I was in L.A. for two weeks in early March. I always enjoy my trips to my old stomping grounds; I lived there for almost thirty years. I enjoy visiting, but it’s not like the enthusiastic enjoyment that a child feels at Disneyland. It’s more like the semi-nostalgic Gemuetlichkeit* of walking again in the steps of prior life experiences. I walked again where I had walked many times; I drove again on roads that I had first driven on before my thirtieth birthday; my phone number from thirty years ago still got me the discounts at my old supermarket; I saw houses and stores that by now have taken on new lives. I took the pulse of the city that I called home for three decades. The city seemed okay, and it was certainly still very attractive, but it wasn’t all lollypops and roses.

It was two years ago that I had last visited L.A., and then only in passing. I like to plan rest stops into long trips. Traveling from South East Asia to Southern California is enough of a slog. It’s between twenty-five and thirty hours already. I refuse to collect my bags and go straight to another terminal to check in for a flight to another American city. Two years ago, I went to this hotel from the airport, and then back to LAX the next day for a flight to Tucson. And not too early, either. Returning to Bangkok from Tucson, I planned a similar buffer. 

Two years ago, I thought the hotel was fine. After all, all I did was collapse on the bed and sleep. This time? Maybe it’ll get its own post next week.

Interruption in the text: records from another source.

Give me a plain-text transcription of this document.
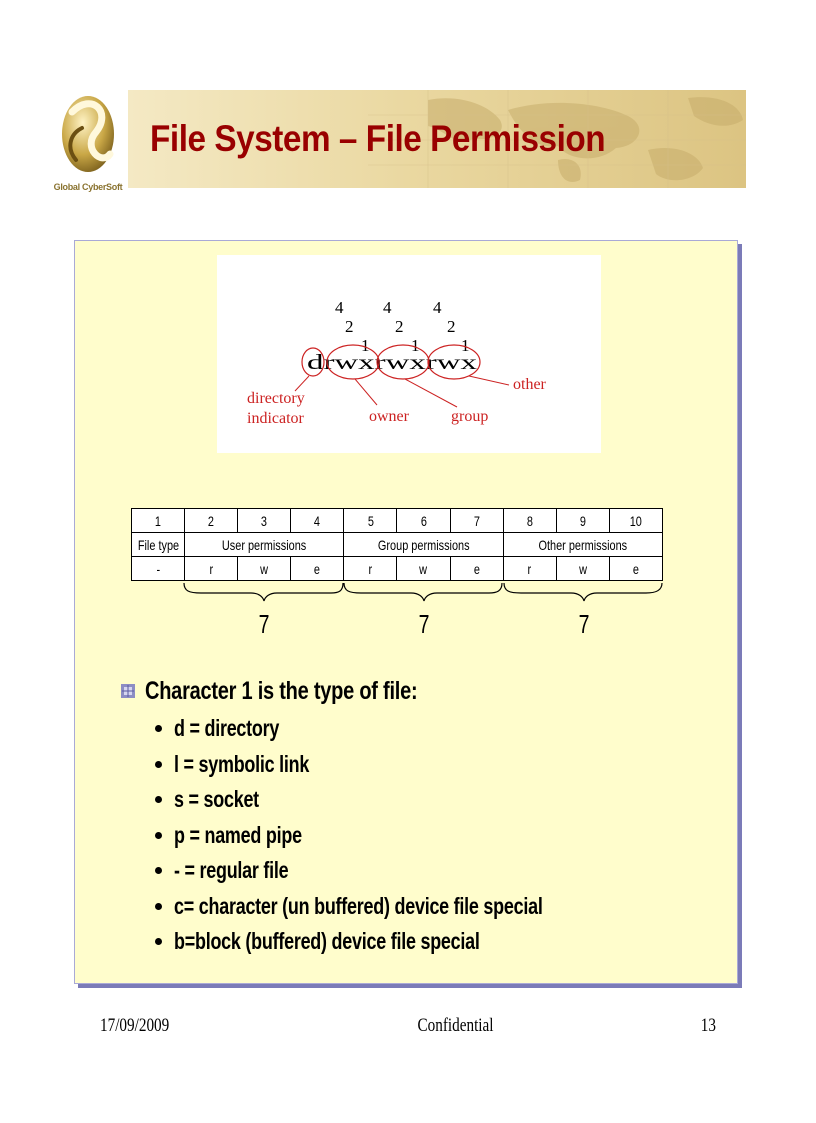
Global CyberSoft
File System – File Permission
4 4 4
2 2	2
1 1 1
drwxrwxrwx
directory
indicator	owner	group
other
1	2	3	4	5	6	7	8	9	10
File type	User permissions			Group permissions			Other permissions		
-	r	w	e	r	w	e	r	w	e
7	7	7
Character 1 is the type of file:
d = directory
l = symbolic link
s = socket
p = named pipe
- = regular file
c= character (un buffered) device file special
b=block (buffered) device file special
17/09/2009	Confidential	13
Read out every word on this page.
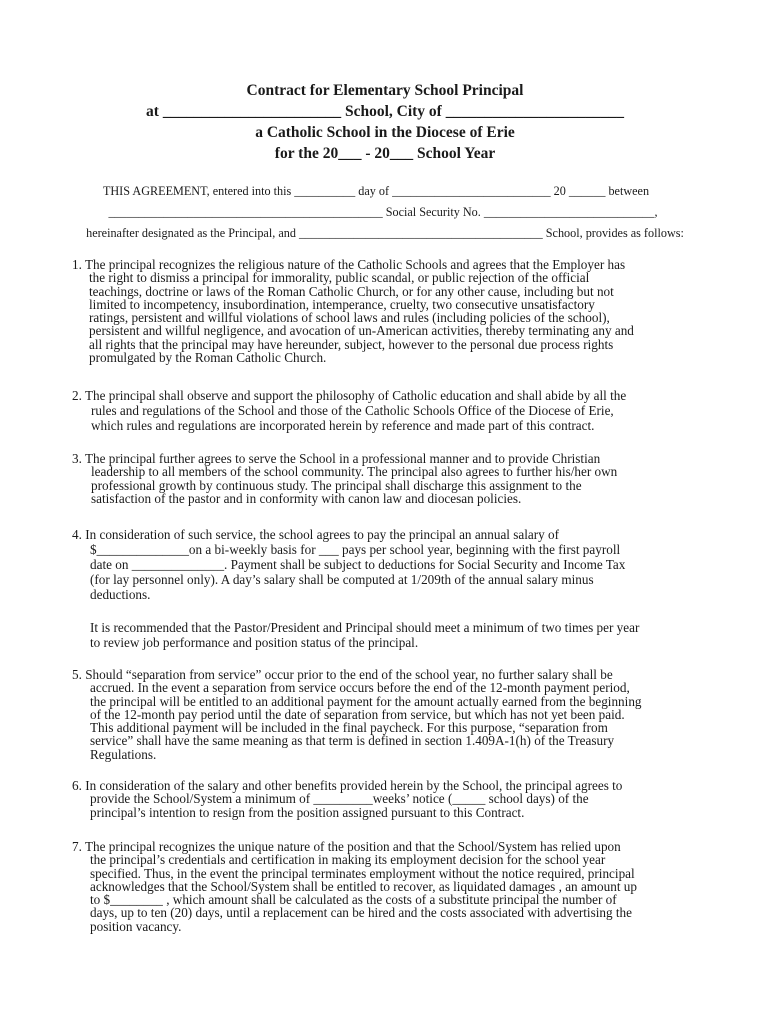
Contract for Elementary School Principal
at _______________________ School, City of _______________________
a Catholic School in the Diocese of Erie
for the 20___ - 20___ School Year
THIS AGREEMENT, entered into this __________ day of __________________________ 20 ______ between
_____________________________________________ Social Security No. ____________________________,
hereinafter designated as the Principal, and ________________________________________ School, provides as follows:
1. The principal recognizes the religious nature of the Catholic Schools and agrees that the Employer has
the right to dismiss a principal for immorality, public scandal, or public rejection of the official
teachings, doctrine or laws of the Roman Catholic Church, or for any other cause, including but not
limited to incompetency, insubordination, intemperance, cruelty, two consecutive unsatisfactory
ratings, persistent and willful violations of school laws and rules (including policies of the school),
persistent and willful negligence, and avocation of un-American activities, thereby terminating any and
all rights that the principal may have hereunder, subject, however to the personal due process rights
promulgated by the Roman Catholic Church.
2. The principal shall observe and support the philosophy of Catholic education and shall abide by all the
rules and regulations of the School and those of the Catholic Schools Office of the Diocese of Erie,
which rules and regulations are incorporated herein by reference and made part of this contract.
3. The principal further agrees to serve the School in a professional manner and to provide Christian
leadership to all members of the school community. The principal also agrees to further his/her own
professional growth by continuous study. The principal shall discharge this assignment to the
satisfaction of the pastor and in conformity with canon law and diocesan policies.
4. In consideration of such service, the school agrees to pay the principal an annual salary of
$______________on a bi-weekly basis for ___ pays per school year, beginning with the first payroll
date on ______________. Payment shall be subject to deductions for Social Security and Income Tax
(for lay personnel only). A day’s salary shall be computed at 1/209th of the annual salary minus
deductions.
It is recommended that the Pastor/President and Principal should meet a minimum of two times per year
to review job performance and position status of the principal.
5. Should “separation from service” occur prior to the end of the school year, no further salary shall be
accrued. In the event a separation from service occurs before the end of the 12-month payment period,
the principal will be entitled to an additional payment for the amount actually earned from the beginning
of the 12-month pay period until the date of separation from service, but which has not yet been paid.
This additional payment will be included in the final paycheck. For this purpose, “separation from
service” shall have the same meaning as that term is defined in section 1.409A-1(h) of the Treasury
Regulations.
6. In consideration of the salary and other benefits provided herein by the School, the principal agrees to
provide the School/System a minimum of _________weeks’ notice (_____ school days) of the
principal’s intention to resign from the position assigned pursuant to this Contract.
7. The principal recognizes the unique nature of the position and that the School/System has relied upon
the principal’s credentials and certification in making its employment decision for the school year
specified. Thus, in the event the principal terminates employment without the notice required, principal
acknowledges that the School/System shall be entitled to recover, as liquidated damages , an amount up
to $________ , which amount shall be calculated as the costs of a substitute principal the number of
days, up to ten (20) days, until a replacement can be hired and the costs associated with advertising the
position vacancy.
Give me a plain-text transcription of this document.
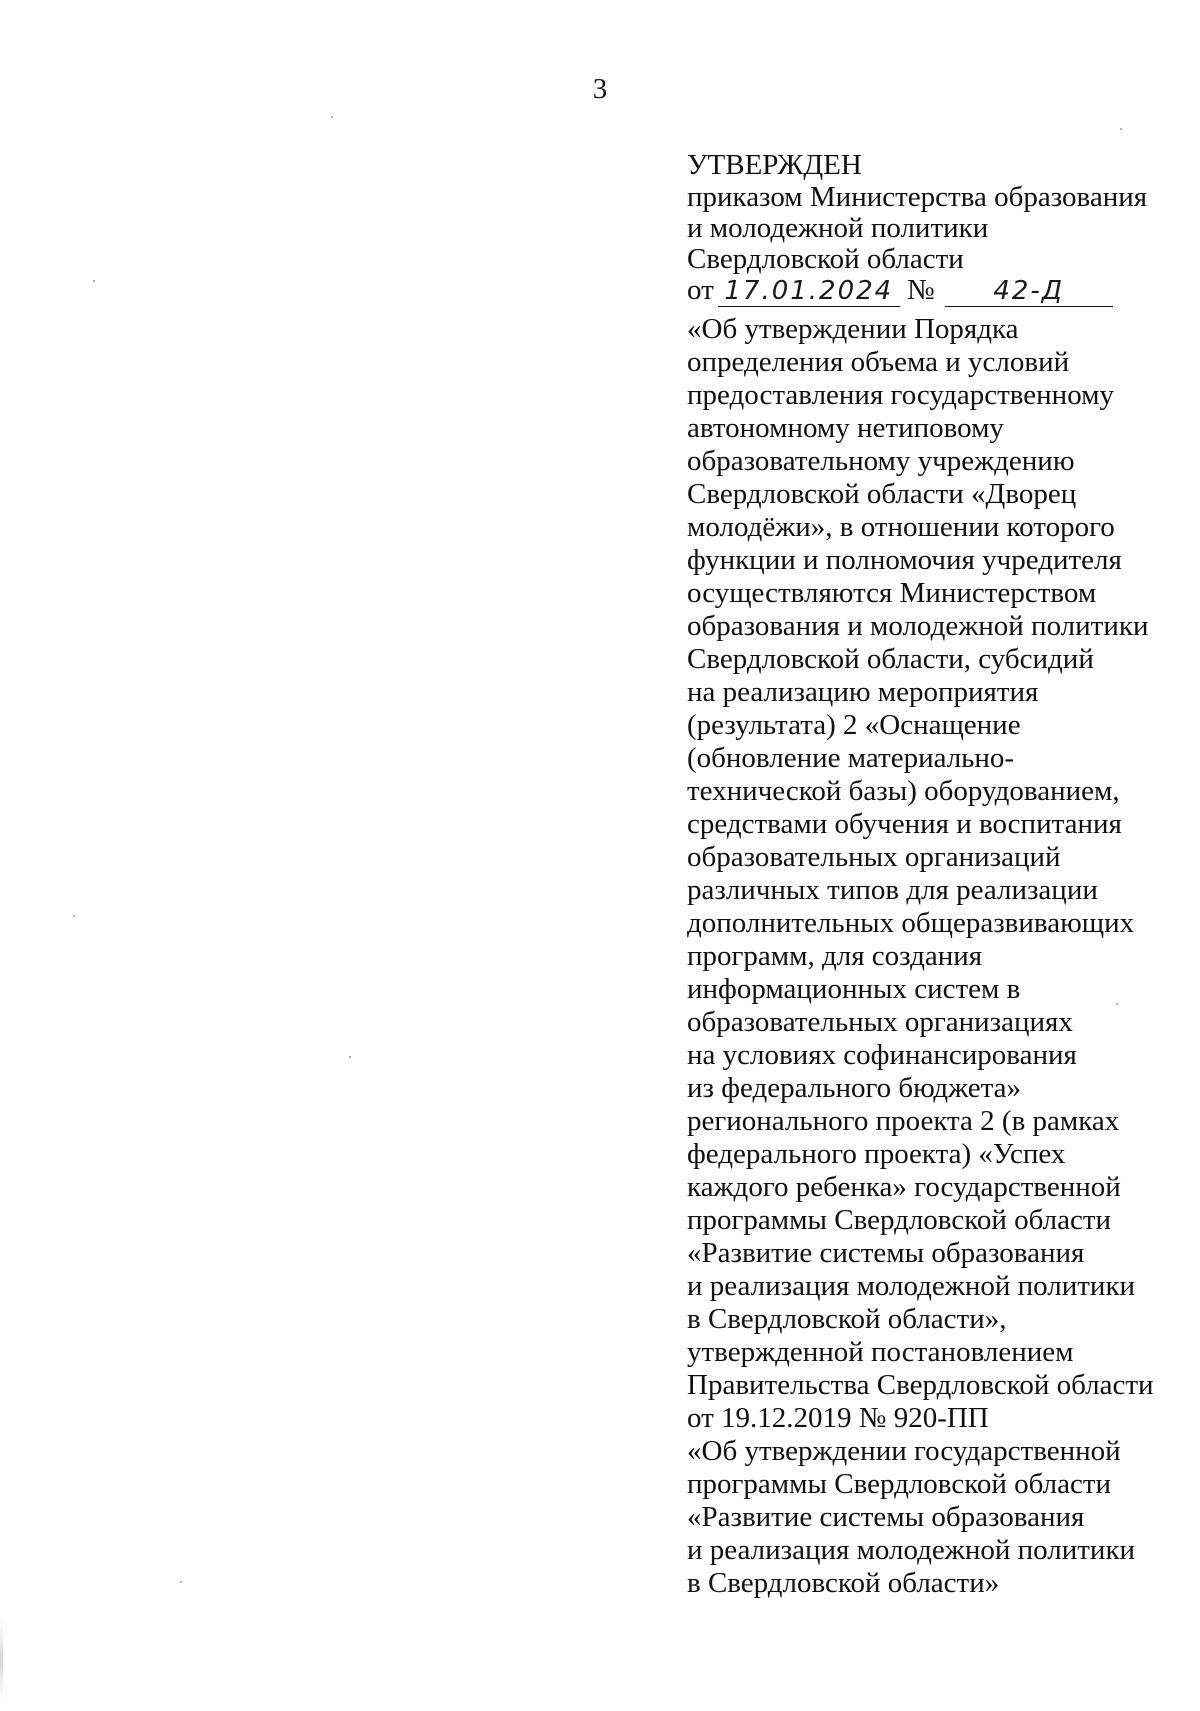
3
УТВЕРЖДЕН
приказом Министерства образования
и молодежной политики
Свердловской области
от 17.01.2024 № 42-Д
«Об утверждении Порядка
определения объема и условий
предоставления государственному
автономному нетиповому
образовательному учреждению
Свердловской области «Дворец
молодёжи», в отношении которого
функции и полномочия учредителя
осуществляются Министерством
образования и молодежной политики
Свердловской области, субсидий
на реализацию мероприятия
(результата) 2 «Оснащение
(обновление материально-
технической базы) оборудованием,
средствами обучения и воспитания
образовательных организаций
различных типов для реализации
дополнительных общеразвивающих
программ, для создания
информационных систем в
образовательных организациях
на условиях софинансирования
из федерального бюджета»
регионального проекта 2 (в рамках
федерального проекта) «Успех
каждого ребенка» государственной
программы Свердловской области
«Развитие системы образования
и реализация молодежной политики
в Свердловской области»,
утвержденной постановлением
Правительства Свердловской области
от 19.12.2019 № 920-ПП
«Об утверждении государственной
программы Свердловской области
«Развитие системы образования
и реализация молодежной политики
в Свердловской области»
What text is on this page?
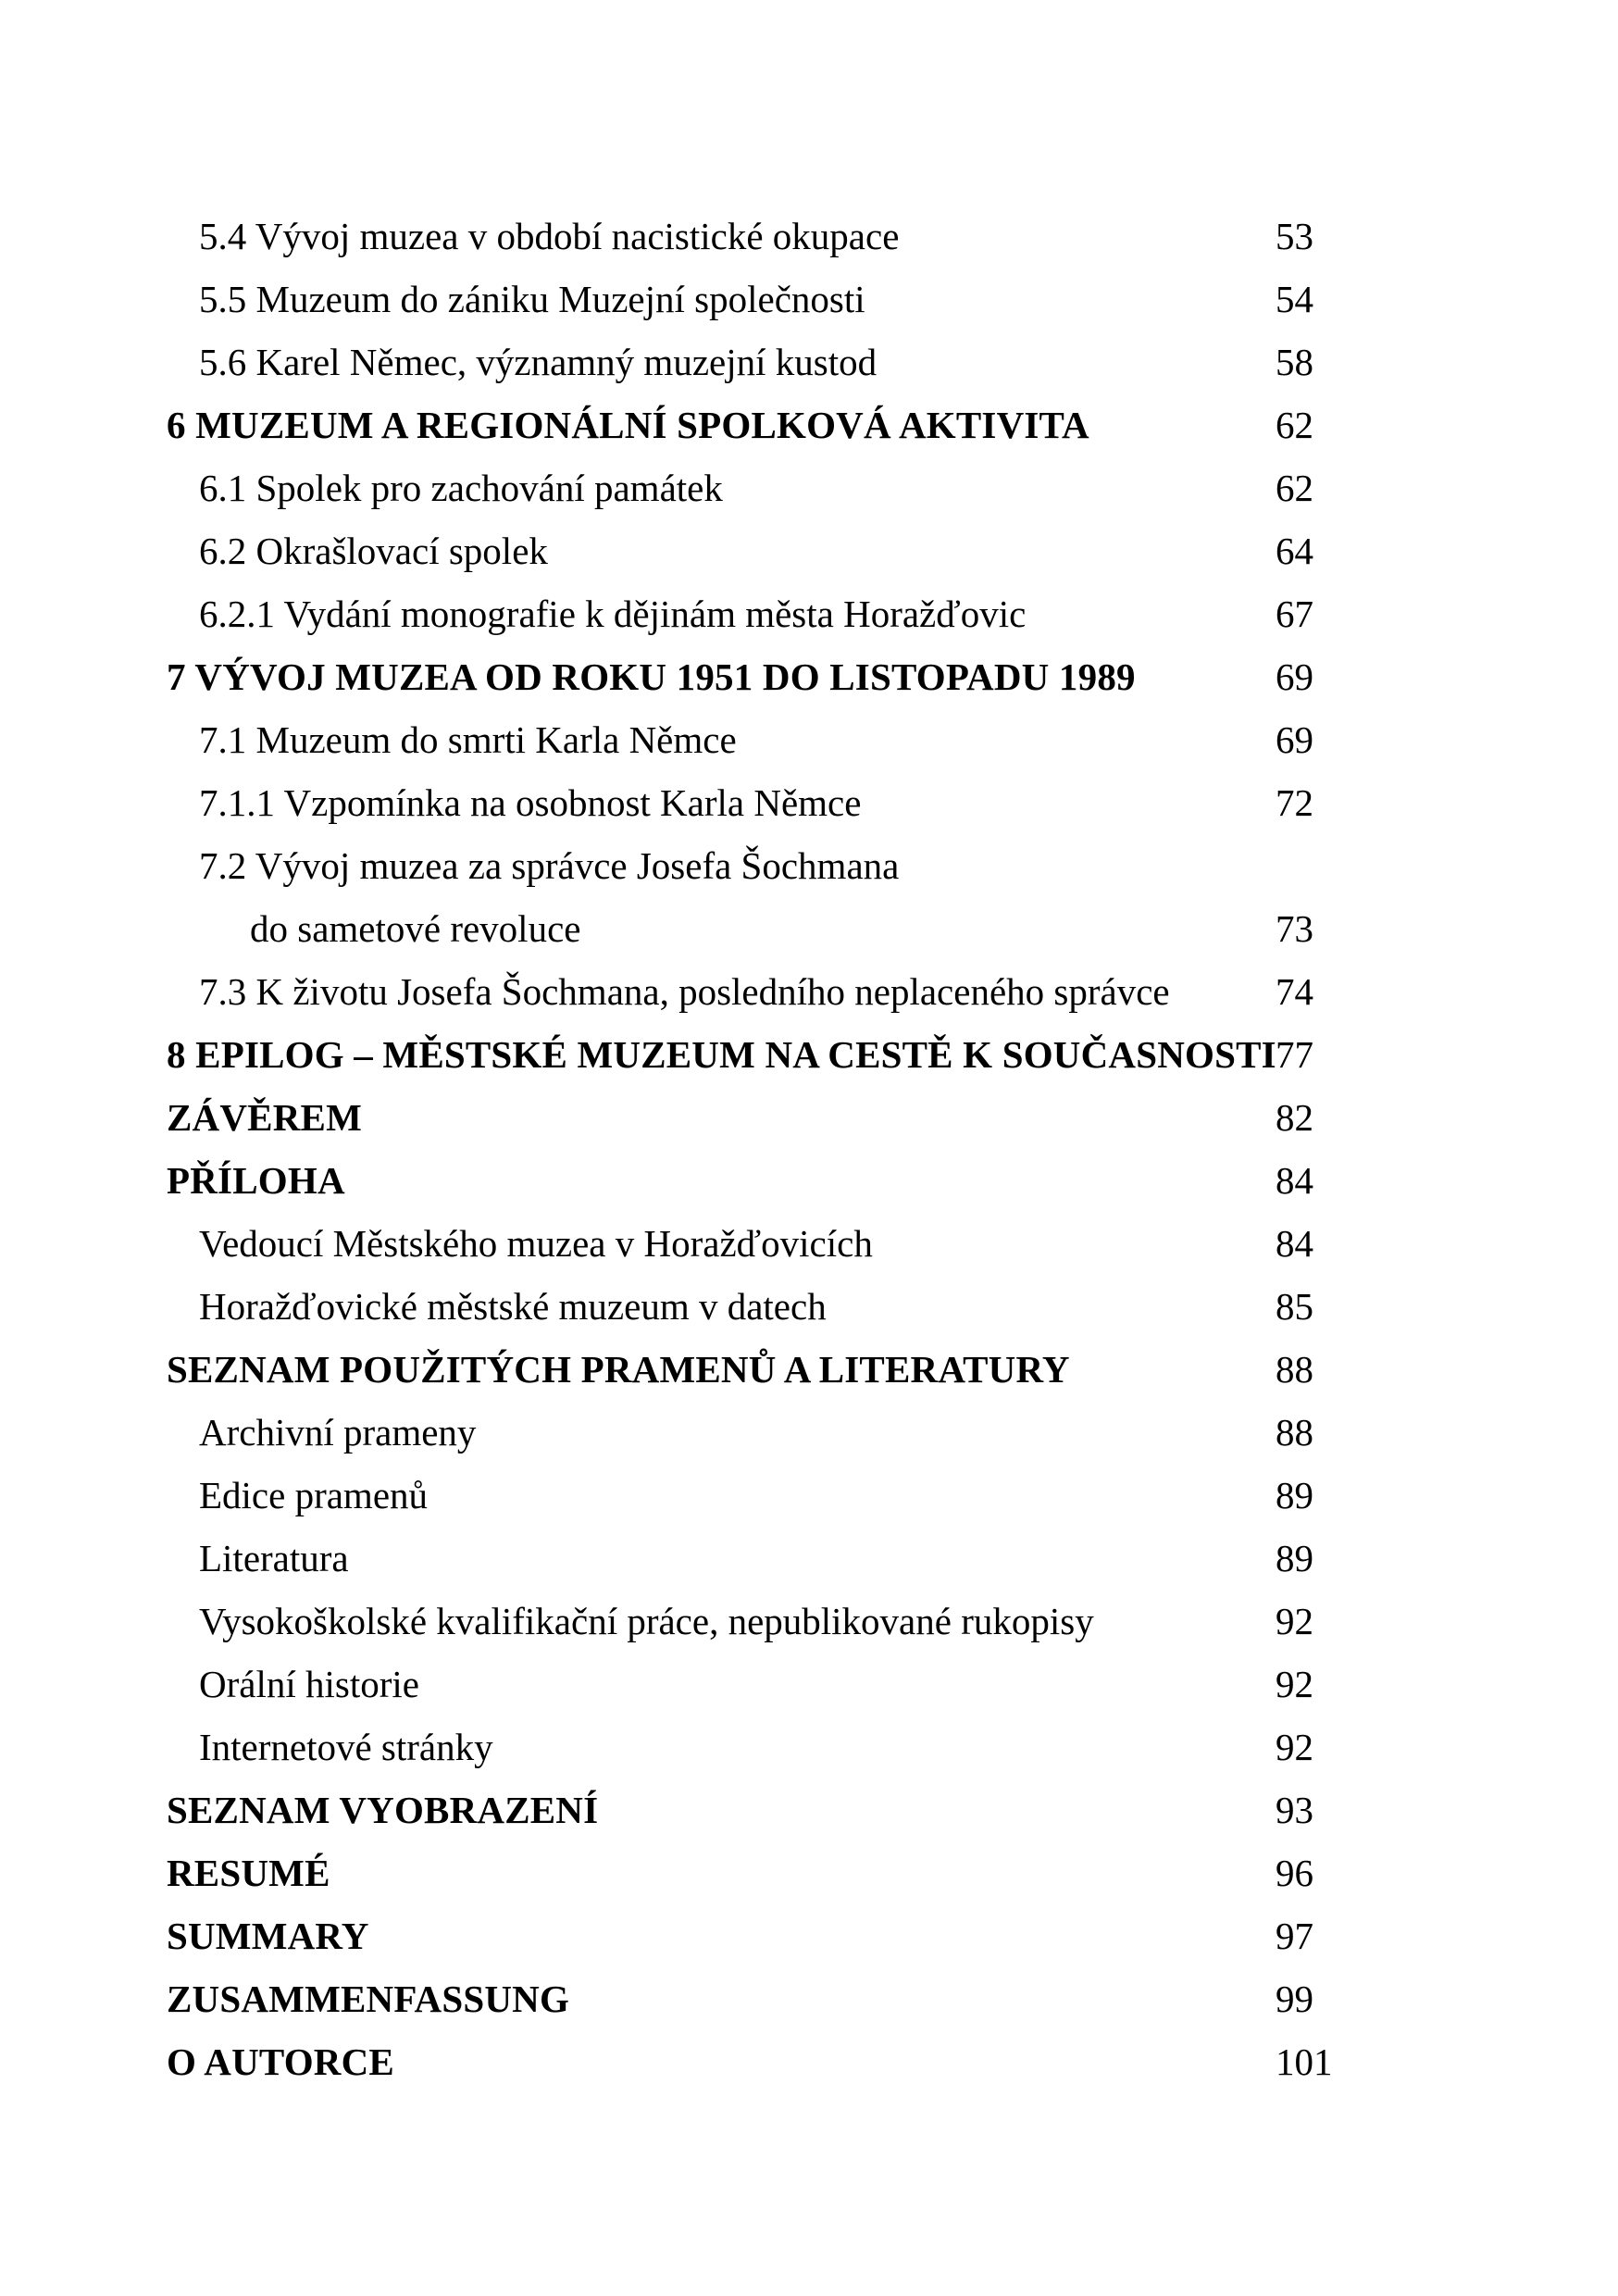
5.4 Vývoj muzea v období nacistické okupace	53
5.5 Muzeum do zániku Muzejní společnosti	54
5.6 Karel Němec, významný muzejní kustod	58
6 MUZEUM A REGIONÁLNÍ SPOLKOVÁ AKTIVITA	62
6.1 Spolek pro zachování památek	62
6.2 Okrašlovací spolek	64
6.2.1 Vydání monografie k dějinám města Horažďovic	67
7 VÝVOJ MUZEA OD ROKU 1951 DO LISTOPADU 1989	69
7.1 Muzeum do smrti Karla Němce	69
7.1.1 Vzpomínka na osobnost Karla Němce	72
7.2 Vývoj muzea za správce Josefa Šochmana
do sametové revoluce	73
7.3 K životu Josefa Šochmana, posledního neplaceného správce	74
8 EPILOG – MĚSTSKÉ MUZEUM NA CESTĚ K SOUČASNOSTI 77
ZÁVĚREM	82
PŘÍLOHA	84
Vedoucí Městského muzea v Horažďovicích	84
Horažďovické městské muzeum v datech	85
SEZNAM POUŽITÝCH PRAMENŮ A LITERATURY	88
Archivní prameny	88
Edice pramenů	89
Literatura	89
Vysokoškolské kvalifikační práce, nepublikované rukopisy	92
Orální historie	92
Internetové stránky	92
SEZNAM VYOBRAZENÍ	93
RESUMÉ	96
SUMMARY	97
ZUSAMMENFASSUNG	99
O AUTORCE	101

This trip was about twenty-six hours in the same clothes by the time I arrived at my LAX-close hotel. I took a cab, not wishing to drive a car for the first time in three years after all of that dizzying travel hassle. It was only about two p.m. when I checked in to my room. I was resolved to stay awake until at least eight p.m., nine would be better, so I fiddled around in the room, unpacking, making notes about the trip, reading a bit, and getting to know the cable TV. I recalled from my first stay that it was a considerable walk from the hotel to anything to eat, but I thought that the walk would do me good. I set off about six p.m., intending to visit a convenience store and a McDonald’s. That was kind of the choices; it would have been another quarter of a mile to a Taco Bell.

I walked north to Century Boulevard. There’s a long block of sidewalk outside a big self-storage facility. Two years ago, there was nothing there but the sidewalk, a strip of grass, and some trees on the almost bare sub-lawn (between the sidewalk and the street). This time the whole length of the grass area was taken up with a semi-permanent homeless encampment. That’s the preferred terminology in L.A. now, “homeless encampment,” and they seem to be all over. It was a big news item on all media. This one ran for at least two hundred feet from the fence to the sidewalk, a diameter of about ten feet across. It consisted of makeshift tents made from plastic sheeting or tarps. I could make out chairs and beds and shopping carts full of people’s belongings. The biggest tarp structure had a gasoline generator, and the inside featured electric lights and a TV. And some heaters, no doubt. Don’t let anyone fool you, L.A. is pretty cold at night, even in March.

After that block and across a small, dead end street was a gas station with driveways on La Cienega and Century. There’s a big convenience store there. There were two homeless people flanking the door. Both had obviously been outdoors for a long time. On one side was a tall man of uncertain age whose face was hidden by a large hood. He did not move or speak, at all. On the other side was a woman who appeared to be about sixty years old. Some of her teeth were missing, which you could notice because she got eye contact and smiled as you walked by. She offered me a greeting and asked for any spare change. Both were bundled up in clothing on that chilly evening. I wondered if the silent man was her bodyguard. He was younger and built for the task.

These are very bad signs, but you’d need a scorecard to follow all of the bad signs in America right now.

*Gemeutlichkeit: a word unique to German which conveys a meaning that combines the feeling of walking in well broken-in shoes with the pleasant experience of one’s favorite things.